Une nouvelle manière de penser et de concevoir le documentaire

La production de webdocumentaire permet aux médias de redéfinir certaines pratiques journalistiques en investissant un format plus libre et qui offre une plus grande marge de manœuvre. Véritable terrain d’expérimentation médiatique, il offre l’opportunité de tester de nouvelles manières de raconter, de présenter et de transmettre des informations tout en étant assez flexible pour y apporter corrections et améliorations. À travers la dimension interactive qu’il propose au lecteur, il permet aux médias de repenser leur relation avec le public, d’être plus à l’écoute de ses remarques et de mieux comprendre ses attentes. La finalité est ainsi double : chercher tout d’abord à perfectionner le travail journalistique proposé pour ensuite réussir à offrir au lecteur une expérience toujours plus directe et personnelle avec les sujets abordés.

Le webdocumentaire : un terrain d’expérimentation médiatique

De par sa forme et l’expérience qu’il propose au lecteur, le webdocumentaire est un « objet » difficile à définir. En construisant un ensemble cohérent dans lequel textes, images, vidéos, animations et sons servent le même objectif informatif et fonctionnent en interaction pour renforcer l’immersion de l’utilisateur, le webdocumentaire constitue un type de contenu à la croisée de différents genres. Il devient par la même occasion un formidable outil d’expérimentation, aussi bien d’un point de vue technique que dans l’interactivité qu’il établit avec son lectorat.
En définitive, les webdocumentaires favorisent moins la création de dispositifs hétérogènes de narration que l’exploration des pratiques médiatiques. En effet, la réalisation, la production et la diffusion des webdocumentaires permettent aux médias d’explorer et de se positionner par rapport à la concurrence, aux publics et aux autres métiers. Les webdocumentaires sont impulsés au sein de médias qui souhaitent innover, développer la création de dispositifs originaux et tester des projets, dans une démarche de « recherche et développement ». Il s’agit pour les médias concernés d’expérimenter des dispositifs innovants, par essais-erreurs et parfois échecs. Il est également question pour Le Monde.fr et Arte.tv de se positionner, sur le court terme, par rapport à la concurrence par des mécanismes de différenciation et de se repositionner sur le long terme, afin de se recentrer sur leur activité première en privilégiant des formats plus proches de leurs savoir-faire, en s’appuyant sur des professionnels internes (donc, en arrêtant d’externaliser la production) et en préférant des dispositifs plus simples, plus courts et moins interactifs. Dans le temps long, les webdocumentaires accompagnent la restructuration des médias et la réorganisation de ceux-ci en lien avec le numérique. Ils ne sont ainsi qu’une étape dans le processus évolutionnaire des webproductions réalisées, produites et diffusées par les médias. Leur caractère non stabilisé est souligné par les différentes appellations dont ils font l’objet : webdocumentaire, documentaire interactif, webproduction, expérience transmédia, etc. Il l’est aussi par les tentatives de « création » et d’« innovation » des médias en quête de reconnaissance. Malgré la faible audience réunie par ces productions, et leur standardisation progressive faute de moyens humains et matériels, les webdocumentaires témoignent d’un terrain d’expérimentation numérique pour les médias en termes de contenus, d’usages, mais aussi d’acteurs et de financements.

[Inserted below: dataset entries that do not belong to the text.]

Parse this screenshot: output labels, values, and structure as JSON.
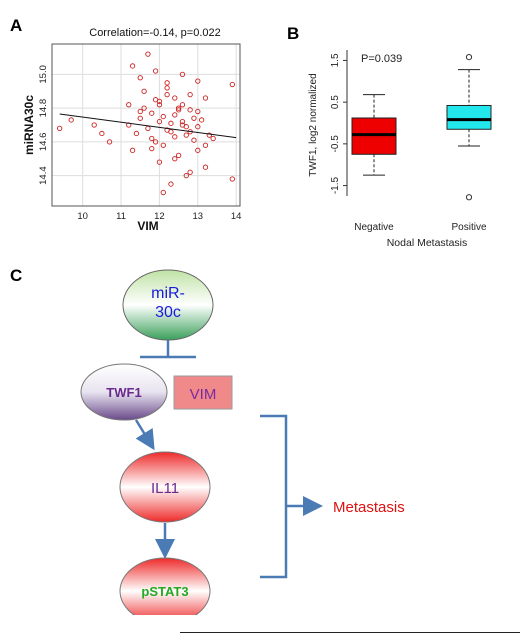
{
  "panels": {
    "a": "A",
    "b": "B",
    "c": "C"
  },
  "chart_data": [
    {
      "type": "scatter",
      "title": "Correlation=-0.14, p=0.022",
      "xlabel": "VIM",
      "ylabel": "miRNA30c",
      "xlim": [
        9.2,
        14.1
      ],
      "ylim": [
        14.22,
        15.18
      ],
      "x_ticks": [
        10,
        11,
        12,
        13,
        14
      ],
      "y_ticks": [
        14.4,
        14.6,
        14.8,
        15.0
      ],
      "grid": true,
      "point_color": "#cc2222",
      "trend_line": {
        "x": [
          9.4,
          14.0
        ],
        "y": [
          14.765,
          14.625
        ]
      },
      "points": {
        "x": [
          9.4,
          9.7,
          10.3,
          10.5,
          10.7,
          11.2,
          11.3,
          11.5,
          11.6,
          11.8,
          11.9,
          12.0,
          12.1,
          12.2,
          12.3,
          12.4,
          12.5,
          12.6,
          12.7,
          12.8,
          12.9,
          13.0,
          13.2,
          13.4,
          13.9,
          13.9,
          11.2,
          11.4,
          11.5,
          11.6,
          11.7,
          11.8,
          11.9,
          12.0,
          12.1,
          12.2,
          12.3,
          12.4,
          12.5,
          12.6,
          12.7,
          12.8,
          12.9,
          13.0,
          13.1,
          13.2,
          13.3,
          11.3,
          11.5,
          11.7,
          11.9,
          12.0,
          12.2,
          12.4,
          12.6,
          12.8,
          13.0,
          13.2,
          12.1,
          12.3,
          12.5,
          12.7,
          11.8,
          12.0,
          12.2,
          12.4,
          12.6,
          12.8,
          13.0
        ],
        "y": [
          14.68,
          14.73,
          14.7,
          14.65,
          14.6,
          14.82,
          14.55,
          14.78,
          14.9,
          14.62,
          14.85,
          14.72,
          14.58,
          14.92,
          14.66,
          14.76,
          14.8,
          14.7,
          14.64,
          14.88,
          14.74,
          14.69,
          14.86,
          14.62,
          14.94,
          14.38,
          14.7,
          14.65,
          14.74,
          14.8,
          14.68,
          14.77,
          14.6,
          14.82,
          14.75,
          14.67,
          14.71,
          14.63,
          14.79,
          14.72,
          14.69,
          14.66,
          14.61,
          14.78,
          14.73,
          14.58,
          14.64,
          15.05,
          14.98,
          15.12,
          15.02,
          14.48,
          14.95,
          14.5,
          15.0,
          14.42,
          14.96,
          14.45,
          14.3,
          14.35,
          14.52,
          14.4,
          14.56,
          14.84,
          14.88,
          14.86,
          14.82,
          14.79,
          14.55
        ]
      }
    },
    {
      "type": "box",
      "title": "",
      "xlabel": "Nodal Metastasis",
      "ylabel": "TWF1, log2 normalized",
      "ylim": [
        -1.75,
        1.75
      ],
      "y_ticks": [
        -1.5,
        -0.5,
        0.5,
        1.5
      ],
      "annotation": "P=0.039",
      "categories": [
        "Negative",
        "Positive"
      ],
      "boxes": [
        {
          "name": "Negative",
          "whisker_low": -1.25,
          "q1": -0.75,
          "median": -0.28,
          "q3": 0.12,
          "whisker_high": 0.68,
          "outliers": [],
          "color": "#ee0000"
        },
        {
          "name": "Positive",
          "whisker_low": -0.55,
          "q1": -0.15,
          "median": 0.08,
          "q3": 0.42,
          "whisker_high": 1.28,
          "outliers": [
            1.58,
            -1.78
          ],
          "color": "#22e8ee"
        }
      ]
    }
  ],
  "diagram": {
    "nodes": {
      "mir": "miR-\n30c",
      "twf1": "TWF1",
      "vim": "VIM",
      "il11": "IL11",
      "pstat3": "pSTAT3",
      "metastasis": "Metastasis"
    },
    "colors": {
      "mir_text": "#1a1adc",
      "twf1_text": "#6a2a8c",
      "vim_fill": "#f08a8a",
      "vim_text": "#7a2aa0",
      "il11_text": "#6a2a8c",
      "pstat3_text": "#22aa22",
      "metastasis_text": "#dd1111",
      "arrow": "#4a7bb5"
    }
  }
}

Dans le cas des Explore, cette expérimentation se traduit sous différentes formes : création d’un univers graphique (illustrations, visuels, animations, infographies etc.) et d’un style propre à partir de vidéos, travail d’animation et de sonorisation à partir de photographies, mise à contribution de l’utilisateur pour faire avancer le récit, demande de participation du lecteur par le biais de sondages intégrés dans la structure du récit, etc. La volonté est de sortir des sentiers battus, de tester de nouvelles manières de construire l’information pour comprendre ce qui marche et ne marche pas. « Nous voulions à tout prix éviter le diaporama de photos, ça n’aurait pas été intéressant. Nous avons aussi voulu explorer la frontière entre la vidéo et la photographie, mais pas simplement en animant une photographie. Notre objectif était que lecteur ne sache pas s’il regardait un film au ralenti ou une photo, sans que cela soit trop grossier ou évident. Nous aimons travailler avec ce genre de subtilités », explique Raphaël Bonan au sujet de l’Explore Une nuit au Mans.

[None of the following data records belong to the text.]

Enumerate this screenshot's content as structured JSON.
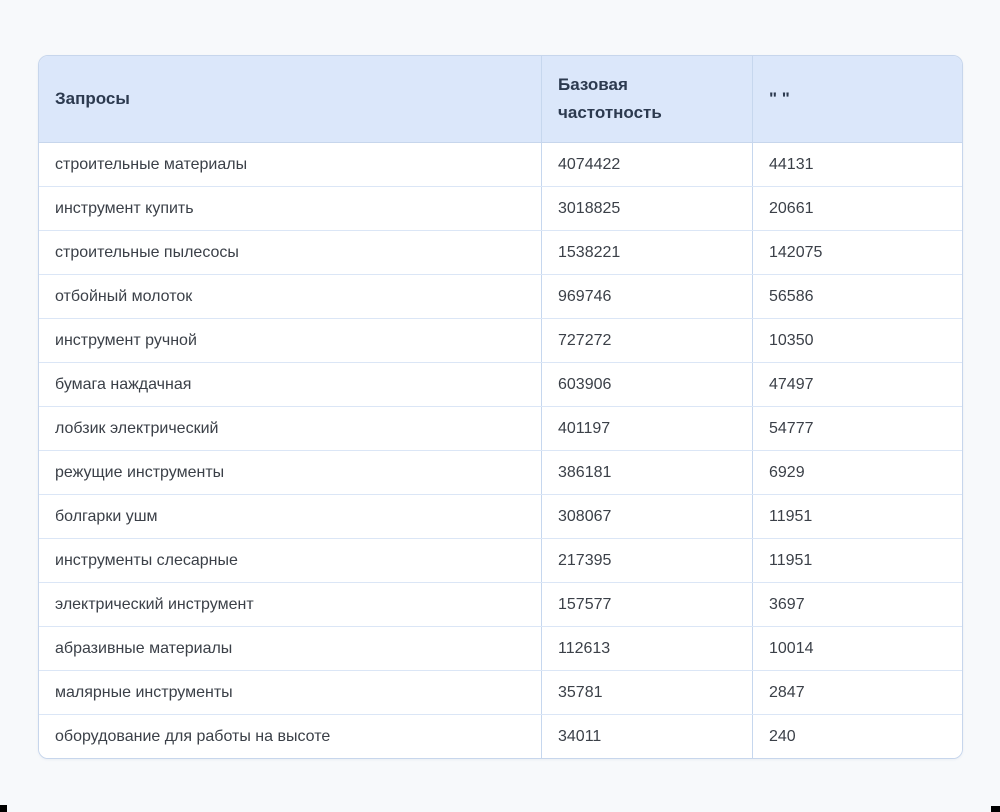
{
  "table": {
    "columns": [
      {
        "id": "query",
        "label": "Запросы"
      },
      {
        "id": "base_frequency",
        "label": "Базовая частотность"
      },
      {
        "id": "quoted_frequency",
        "label": "\" \""
      }
    ],
    "rows": [
      {
        "query": "строительные материалы",
        "base_frequency": "4074422",
        "quoted_frequency": "44131"
      },
      {
        "query": "инструмент купить",
        "base_frequency": "3018825",
        "quoted_frequency": "20661"
      },
      {
        "query": "строительные пылесосы",
        "base_frequency": "1538221",
        "quoted_frequency": "142075"
      },
      {
        "query": "отбойный молоток",
        "base_frequency": "969746",
        "quoted_frequency": "56586"
      },
      {
        "query": "инструмент ручной",
        "base_frequency": "727272",
        "quoted_frequency": "10350"
      },
      {
        "query": "бумага наждачная",
        "base_frequency": "603906",
        "quoted_frequency": "47497"
      },
      {
        "query": "лобзик электрический",
        "base_frequency": "401197",
        "quoted_frequency": "54777"
      },
      {
        "query": "режущие инструменты",
        "base_frequency": "386181",
        "quoted_frequency": "6929"
      },
      {
        "query": "болгарки ушм",
        "base_frequency": "308067",
        "quoted_frequency": "11951"
      },
      {
        "query": "инструменты слесарные",
        "base_frequency": "217395",
        "quoted_frequency": "11951"
      },
      {
        "query": "электрический инструмент",
        "base_frequency": "157577",
        "quoted_frequency": "3697"
      },
      {
        "query": "абразивные материалы",
        "base_frequency": "112613",
        "quoted_frequency": "10014"
      },
      {
        "query": "малярные инструменты",
        "base_frequency": "35781",
        "quoted_frequency": "2847"
      },
      {
        "query": "оборудование для работы на высоте",
        "base_frequency": "34011",
        "quoted_frequency": "240"
      }
    ]
  },
  "colors": {
    "page_bg": "#f7f9fb",
    "card_bg": "#ffffff",
    "card_border": "#c7d6ec",
    "header_bg": "#dbe7fa",
    "header_text": "#2c3a4f",
    "body_text": "#3b4048",
    "divider_v": "#c6d7ee",
    "divider_h": "#dbe6f6",
    "artifact": "#000000"
  }
}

D’autre part, le webdocumentaire est également l’occasion de briser les codes de la profession de journaliste et de se libérer de certaines contraintes. En intégrant une dimension narrative dans sa structure globale, le webdocumentaire permet au média qui le produit de proposer un contenu informatif moins « rigide » car réalisé dans une optique de récit et d’interactivité. De la même manière, dans le cas où il est cofinancé par plusieurs parties (sociétés de production audiovisuelle, sociétés spécialisées en interfaces comme Upian, soutien financier des régions ou d’institutions comme le Centre national du cinéma et de l’image animée, etc.), il permet aussi de s’affranchir de certains obstacles financiers qui pourraient limiter les ambitions créatrices de départ. Enfin, il est aussi un moyen de sortir d’un temps court pour pousser l’exploration d’un sujet au maximum. Les professionnels pointent enfin une forme d’indépendance et de liberté de création afin « de sortir des temps imposés pour leur réalisation et des temps de fabrication complètement délirants que l’industrie des médias exige d’eux », selon le propos d’un producteur. Les réalisateurs tentent de s’éloigner des standards télévisuels et les journalistes, des contraintes éditoriales des médias traditionnels. Comme l’indique un journaliste : « L’idée, c’est de casser les règles (même si j’ai un respect pour le métier : le reportage, l’enquête) : notamment les règles normatives mais aussi les règles sur les positions de journaliste, de producteur, etc. et être en adéquation avec son époque ». L’élaboration de webdocumentaires permettrait dès lors d’expérimenter avec de nouveaux modes de financement de projets car réalisés de manière indépendante, en dehors des contraintes éditoriales que lui imposerait un média ou une société de production.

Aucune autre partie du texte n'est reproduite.